“Train up a child in the way he should go, and when he is old he will not depart from it.”
– Proverbs 22:6
Growing up in church
I always had an excitement of being in a spirit-filled atmosphere. I began attending church as a little girl. My father was a pastor of the church I regularly attended. To help teach me the importance of serving, my parents made sure I was active in various youth activities. And I enjoyed them, well most of the time!
When I entered into my early teens, I made the decision to be baptized and confessed my faith in front of the entire congregation. This decision came a little after the time when someone I considered very close to me who tried to rape me.
(View Blog Post, Hurt Now Healed for more details).
As I became submerged into the water, I remember the joyful feeling and craving the desire to become a new person. My spirit felt so excited from the thought of me becoming alive in Christ. In my mind, every thing that I was taught would be instantly implanted in my spirit.
I was in church, but church wasn’t in me.
Though I publicly claimed my faith in Christ, I didn’t feel any different. I thought the water would simply erase contradicting desires and I would spiritually become a new person. Only to discover water was symbolic, not a prescription for hidden pain.
So, I spent years creating personas that weren’t in agreement to my faith. At church, I would still be active in the youth activities, outgoing, and enjoyed listening to the knowledge about God. At school, I would be academically fair, yet I would explore contradictive lifestyles. At home, I was extremely exhausted and most of the time depressed. I would use writing and music as outlets.
Deep down inside, I wanted to be better and I didn’t know exactly how to move onto that path.
A heart of surrender.
October 1, 2017.
This is the date that shifted and restored my faith. There was a church I had been attending for quite some time. I enjoyed every thing that was taught and I began to develop great relationships within the congregation.
As the pastor was finishing up his message, I remember hearing him say, “How long are you going to date us?” Instantly, I became overwhelmed by the Holy Spirit. Prior to the service, I asked God on should I become a partner with the church. I didn’t want to abandon my home church, but I recognized my growth while being in regular attendance at the new church.

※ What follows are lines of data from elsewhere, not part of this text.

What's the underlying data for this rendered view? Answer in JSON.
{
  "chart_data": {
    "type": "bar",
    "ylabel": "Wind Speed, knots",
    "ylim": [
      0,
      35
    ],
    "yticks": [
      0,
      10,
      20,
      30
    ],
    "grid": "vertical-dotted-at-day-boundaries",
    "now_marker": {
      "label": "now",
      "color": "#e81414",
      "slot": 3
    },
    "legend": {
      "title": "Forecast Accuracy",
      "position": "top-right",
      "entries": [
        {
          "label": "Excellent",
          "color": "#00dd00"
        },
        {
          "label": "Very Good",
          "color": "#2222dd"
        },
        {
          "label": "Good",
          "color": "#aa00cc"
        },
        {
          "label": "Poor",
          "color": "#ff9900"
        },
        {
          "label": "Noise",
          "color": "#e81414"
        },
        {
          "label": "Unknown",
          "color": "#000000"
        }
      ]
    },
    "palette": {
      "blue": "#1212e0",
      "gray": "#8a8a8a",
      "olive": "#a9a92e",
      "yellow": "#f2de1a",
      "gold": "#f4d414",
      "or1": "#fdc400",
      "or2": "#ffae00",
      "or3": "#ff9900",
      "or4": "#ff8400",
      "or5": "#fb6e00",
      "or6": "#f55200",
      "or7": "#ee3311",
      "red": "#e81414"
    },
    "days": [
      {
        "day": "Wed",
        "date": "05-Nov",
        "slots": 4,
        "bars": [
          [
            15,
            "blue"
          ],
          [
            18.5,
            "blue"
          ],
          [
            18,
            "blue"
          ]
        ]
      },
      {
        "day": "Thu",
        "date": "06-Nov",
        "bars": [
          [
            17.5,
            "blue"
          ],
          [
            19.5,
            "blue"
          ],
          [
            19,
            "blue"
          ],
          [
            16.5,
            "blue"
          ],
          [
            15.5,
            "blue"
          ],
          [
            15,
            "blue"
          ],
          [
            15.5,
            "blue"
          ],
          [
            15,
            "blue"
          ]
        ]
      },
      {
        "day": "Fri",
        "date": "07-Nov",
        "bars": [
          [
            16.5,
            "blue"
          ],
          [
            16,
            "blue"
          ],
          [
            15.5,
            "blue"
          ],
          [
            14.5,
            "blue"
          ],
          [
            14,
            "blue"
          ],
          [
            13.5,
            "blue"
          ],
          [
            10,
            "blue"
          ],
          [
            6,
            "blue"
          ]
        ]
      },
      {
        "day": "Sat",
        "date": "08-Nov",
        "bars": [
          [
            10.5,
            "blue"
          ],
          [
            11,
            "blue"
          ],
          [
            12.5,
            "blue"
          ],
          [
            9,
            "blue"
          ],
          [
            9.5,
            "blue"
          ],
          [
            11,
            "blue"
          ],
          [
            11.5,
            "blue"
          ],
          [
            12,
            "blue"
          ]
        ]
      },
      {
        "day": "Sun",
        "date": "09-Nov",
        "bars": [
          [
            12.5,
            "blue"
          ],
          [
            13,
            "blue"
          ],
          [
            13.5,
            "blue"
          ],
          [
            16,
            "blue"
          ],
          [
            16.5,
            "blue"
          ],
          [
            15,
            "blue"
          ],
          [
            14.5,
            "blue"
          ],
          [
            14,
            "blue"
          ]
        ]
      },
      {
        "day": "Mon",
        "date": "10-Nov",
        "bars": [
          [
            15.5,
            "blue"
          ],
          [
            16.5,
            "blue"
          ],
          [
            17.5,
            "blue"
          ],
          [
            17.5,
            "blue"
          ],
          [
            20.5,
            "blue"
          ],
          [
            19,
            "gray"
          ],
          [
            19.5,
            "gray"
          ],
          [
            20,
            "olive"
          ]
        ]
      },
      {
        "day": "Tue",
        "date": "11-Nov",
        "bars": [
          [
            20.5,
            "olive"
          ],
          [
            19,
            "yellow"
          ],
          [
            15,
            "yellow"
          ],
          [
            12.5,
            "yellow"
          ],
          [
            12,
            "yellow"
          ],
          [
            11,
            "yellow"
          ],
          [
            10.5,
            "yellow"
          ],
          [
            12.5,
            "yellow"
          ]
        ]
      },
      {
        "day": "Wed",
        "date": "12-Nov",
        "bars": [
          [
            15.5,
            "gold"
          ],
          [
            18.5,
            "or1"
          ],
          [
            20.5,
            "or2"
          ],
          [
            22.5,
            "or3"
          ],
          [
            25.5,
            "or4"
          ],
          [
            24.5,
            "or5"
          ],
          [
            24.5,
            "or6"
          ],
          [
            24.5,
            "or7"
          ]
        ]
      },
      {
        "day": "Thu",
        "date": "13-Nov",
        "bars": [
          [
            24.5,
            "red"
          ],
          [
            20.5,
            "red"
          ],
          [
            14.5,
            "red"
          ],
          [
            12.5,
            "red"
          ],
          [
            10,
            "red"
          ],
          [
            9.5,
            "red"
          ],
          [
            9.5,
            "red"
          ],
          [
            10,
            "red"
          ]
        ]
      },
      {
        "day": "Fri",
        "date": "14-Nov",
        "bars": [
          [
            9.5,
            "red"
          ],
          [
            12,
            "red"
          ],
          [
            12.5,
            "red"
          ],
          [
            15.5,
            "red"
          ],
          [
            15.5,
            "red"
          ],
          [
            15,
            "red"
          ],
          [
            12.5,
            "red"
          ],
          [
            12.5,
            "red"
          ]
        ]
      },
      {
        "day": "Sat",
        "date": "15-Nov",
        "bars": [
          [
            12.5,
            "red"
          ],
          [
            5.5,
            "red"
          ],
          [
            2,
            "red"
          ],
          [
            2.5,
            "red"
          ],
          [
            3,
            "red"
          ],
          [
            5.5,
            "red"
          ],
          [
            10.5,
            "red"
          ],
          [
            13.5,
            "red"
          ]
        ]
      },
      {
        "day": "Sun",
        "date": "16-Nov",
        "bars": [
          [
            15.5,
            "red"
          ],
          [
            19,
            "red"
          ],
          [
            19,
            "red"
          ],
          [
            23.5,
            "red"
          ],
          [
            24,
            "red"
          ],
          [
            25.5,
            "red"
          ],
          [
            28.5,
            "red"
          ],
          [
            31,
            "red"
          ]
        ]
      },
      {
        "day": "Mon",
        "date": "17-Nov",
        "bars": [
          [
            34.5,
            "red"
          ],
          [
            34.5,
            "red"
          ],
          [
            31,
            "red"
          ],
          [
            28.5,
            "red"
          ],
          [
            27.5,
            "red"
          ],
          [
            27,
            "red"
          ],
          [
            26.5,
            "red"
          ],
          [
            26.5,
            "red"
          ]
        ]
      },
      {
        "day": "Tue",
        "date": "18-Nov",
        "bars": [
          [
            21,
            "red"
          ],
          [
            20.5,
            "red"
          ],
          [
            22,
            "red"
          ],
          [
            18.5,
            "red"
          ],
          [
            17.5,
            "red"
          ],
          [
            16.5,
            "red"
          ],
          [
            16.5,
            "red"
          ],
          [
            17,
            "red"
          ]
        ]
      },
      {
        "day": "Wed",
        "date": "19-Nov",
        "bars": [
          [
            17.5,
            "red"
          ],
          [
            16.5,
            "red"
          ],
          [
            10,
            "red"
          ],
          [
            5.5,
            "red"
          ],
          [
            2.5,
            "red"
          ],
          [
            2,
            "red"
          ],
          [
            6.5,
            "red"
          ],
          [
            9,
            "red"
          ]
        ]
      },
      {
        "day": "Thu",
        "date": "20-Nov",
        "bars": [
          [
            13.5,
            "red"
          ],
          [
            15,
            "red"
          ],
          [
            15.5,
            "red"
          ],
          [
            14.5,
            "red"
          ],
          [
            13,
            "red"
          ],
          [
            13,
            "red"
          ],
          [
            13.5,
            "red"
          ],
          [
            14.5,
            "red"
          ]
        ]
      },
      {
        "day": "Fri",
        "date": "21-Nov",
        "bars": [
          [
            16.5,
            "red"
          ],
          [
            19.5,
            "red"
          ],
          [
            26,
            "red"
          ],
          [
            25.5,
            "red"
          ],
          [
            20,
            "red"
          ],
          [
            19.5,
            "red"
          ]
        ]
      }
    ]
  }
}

By him asking that, it was all the confirmation I needed to be a part of one the best churches in the world! Well, to me at least. That simple moment was filled with nostalgia; every good feeling of church came back to me like when I was a little girl! That same day I decided to Re-Dedicate my life to God. And, I proudly made the decision to Re-Present God to the lost and found for transformation in Christ.
(I love my TC Family! ❤️)
Where I am now, it’s been uneasy, yet it is a rewarding journey. I can honestly say surrendering it all to God was the best decision, ever.
Going down in the water is only an example of us leaving sin behind.
When we come up from the water, we are new by allowing God to direct us on our new path.
Faith without works is dead.
We have to allow God to help us take the necessary steps to become new!